Watering cycles do not seem to be well researched, but the common wisdom states a 15-on-45-off cycle. This can be done all day, or the cycle can be reduced at night. However, certain hydroponics setups require constant water flow – Nutrient Film Technique (NFT) is an example of constant water flow. For more traditional systems, the cycling allows the water to drain completely from the roots of the plant – allowing the roots to come into contact with air directly – before the next cycle begins. This can also help prevent mold buildup on the roots. In any setup, drainage is very important. It is not typically an issue with drip-line or NFT systems, since the water can immediately drain back to the reservoir, but ebb-and-flow systems must typically employ a siphon or external pump so that the grow-bed can fill up before draining completely.
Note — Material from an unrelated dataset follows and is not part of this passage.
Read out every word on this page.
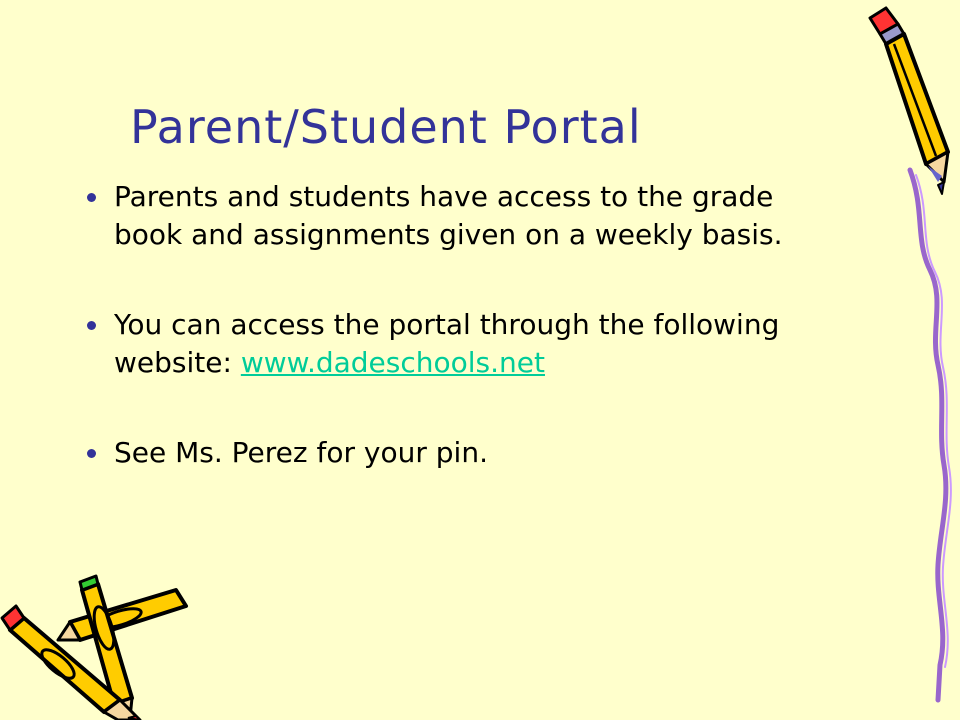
Parent/Student Portal
Parents and students have access to the grade book and assignments given on a weekly basis.
You can access the portal through the following website: www.dadeschools.net
See Ms. Perez for your pin.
Finally, lighting is important for photosynthesis. For outdoor hydroponics systems, the available lighting is usually sufficient. However, indoor systems almost always lack enough sunlight for proper plant growth. Furthermore, indoor lights typically do not emit the proper wavelengths that plants use for photosynthesis. There are many commercially available lights that do produce the light plants need, and some of the newer lights use LEDs, which produce much less heat than older bulbs. The bulb should be placed directly over the plants, but care should be taken that the bulb is not too close so that any heat produced will not affect the plants. Common lighting cycles seem to match the sun cycle – about 12 on, 12 off. While it is very important that the plants receive enough light, it is also important that the reservoir gets no light – algae can grow in the reservoir when introduced to light. While algae is not directly harmful to the plants (though algae buildup on roots can be detrimental), the biggest impact is to the nutrient concentration. Since algae use nutrients just like your plants do, if algae begins to grow in your reservoir, you will need to add nutrients more often to feed your plants. Since this can become expensive, it is vital that as little light as possible is permitted to enter the reservoir.

There are many more parameters that can be monitored in a hydroponics system, and here we presented the most obvious ones. If the suggestions described above are followed, there is a strong chance your system will work well. Tweaking additional parameters (such as humidity) may optimize plant growth, but is not necessary for creating a strong, productive hydroponics system.